Cyber-chondria or self-diagnosis via the Internet has been steadily growing since everyone learned of that “free clinic” on the Web. Will this “dangerous epidemic” ever be checked?
By: Vanessa Uy
Ever since surfing on the Internet for academic research became fashionable during the latter part of the 1990’s, anyone with a middle school-level grasp of the English language can – with the aid of relatively foolproof late 20th Century-era search engines – uncover relatively esoteric medical entries on the Internet. Thus the disease called cyber-chondria – also known as surf-diagnosis – was born.
The term cyber-chondria is a “cyberspace-era corruption” of hypochondria, which is an extreme depression of the mind often centered on imaginary physical ailments. Doctors had always advised us common folks against self-diagnosis, which is the frequent cause of hypochondriasis, especially those with very scant medical knowledge of one’s own anatomy and physiology beyond that of the soap opera General Hospital.

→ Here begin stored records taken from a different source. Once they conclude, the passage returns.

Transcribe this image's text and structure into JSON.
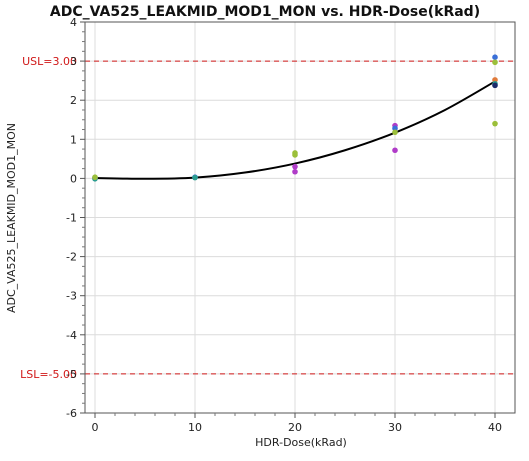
{
  "chart_data": {
    "type": "scatter",
    "title": "ADC_VA525_LEAKMID_MOD1_MON vs. HDR-Dose(kRad)",
    "xlabel": "HDR-Dose(kRad)",
    "ylabel": "ADC_VA525_LEAKMID_MOD1_MON",
    "xlim": [
      -1,
      42
    ],
    "ylim": [
      -6,
      4
    ],
    "x_ticks": [
      "0",
      "10",
      "20",
      "30",
      "40"
    ],
    "y_ticks": [
      "-6",
      "-5",
      "-4",
      "-3",
      "-2",
      "-1",
      "0",
      "1",
      "2",
      "3",
      "4"
    ],
    "grid": true,
    "reference_lines": [
      {
        "label": "USL=3.00",
        "y": 3.0,
        "color": "#d01818"
      },
      {
        "label": "LSL=-5.00",
        "y": -5.0,
        "color": "#d01818"
      }
    ],
    "points": [
      {
        "x": 0,
        "y": 0.02,
        "color": "#3a6fd8"
      },
      {
        "x": 0,
        "y": 0.0,
        "color": "#b03cc8"
      },
      {
        "x": 0,
        "y": -0.01,
        "color": "#2a9d8f"
      },
      {
        "x": 0,
        "y": 0.03,
        "color": "#9bbf3a"
      },
      {
        "x": 10,
        "y": 0.03,
        "color": "#3a6fd8"
      },
      {
        "x": 10,
        "y": 0.02,
        "color": "#2a9d8f"
      },
      {
        "x": 20,
        "y": 0.65,
        "color": "#9bbf3a"
      },
      {
        "x": 20,
        "y": 0.6,
        "color": "#9bbf3a"
      },
      {
        "x": 20,
        "y": 0.3,
        "color": "#b03cc8"
      },
      {
        "x": 20,
        "y": 0.17,
        "color": "#b03cc8"
      },
      {
        "x": 30,
        "y": 1.35,
        "color": "#b03cc8"
      },
      {
        "x": 30,
        "y": 1.28,
        "color": "#3a6fd8"
      },
      {
        "x": 30,
        "y": 1.18,
        "color": "#9bbf3a"
      },
      {
        "x": 30,
        "y": 0.72,
        "color": "#b03cc8"
      },
      {
        "x": 40,
        "y": 3.1,
        "color": "#3a6fd8"
      },
      {
        "x": 40,
        "y": 2.97,
        "color": "#9bbf3a"
      },
      {
        "x": 40,
        "y": 2.52,
        "color": "#e07a3a"
      },
      {
        "x": 40,
        "y": 2.42,
        "color": "#2a9d8f"
      },
      {
        "x": 40,
        "y": 2.38,
        "color": "#1b2a6b"
      },
      {
        "x": 40,
        "y": 1.4,
        "color": "#9bbf3a"
      }
    ],
    "fit": {
      "x": [
        0,
        5,
        10,
        15,
        20,
        25,
        30,
        35,
        40
      ],
      "y": [
        0.01,
        -0.01,
        0.02,
        0.15,
        0.38,
        0.72,
        1.17,
        1.75,
        2.48
      ],
      "color": "#000000"
    }
  }
}
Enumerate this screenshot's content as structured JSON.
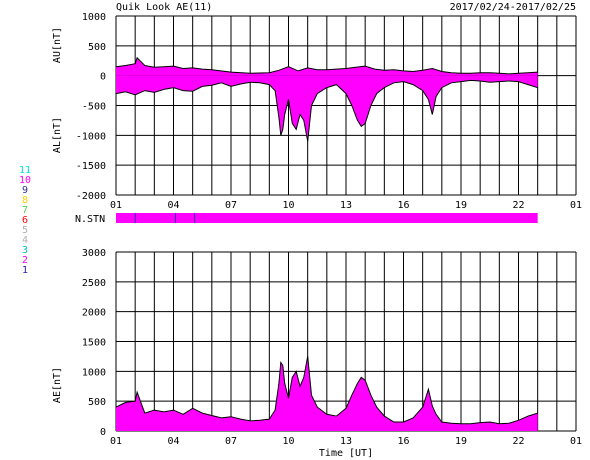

The perils behind cyber-chondria was lampooned in an episode of “The Simpsons” when Lisa Simpson tricked her dad Homer and her brother Bart that the two of them had contracted leprosy in order for the two of them to adopt a more "sanitary" lifestyle. In reality according to the latest research, on-line self-diagnosis / surf-diagnosis can usually lead to cyber-chondria when someone of scant medical knowledge and training manages to stumble into websites about exotic diseases whose symptomatology resembles their current condition. When in truth, they could have just mundane – even minor – health problems.
The problems posed by on-line self-diagnosis is not only when someone is bamboozled into purchasing on-line really expensive “miracle cures” that could treat their “imaginary illnesses”, but also, they could uncover diseases that require extremely dangerous medication in order to cure. Like being mistaken during the course of your on-line medical self-diagnosis that in order to get better, you should take arsenic and mercury-based medication. Which you have the unfortunate misfortune of having one still available in your medicine cabinet.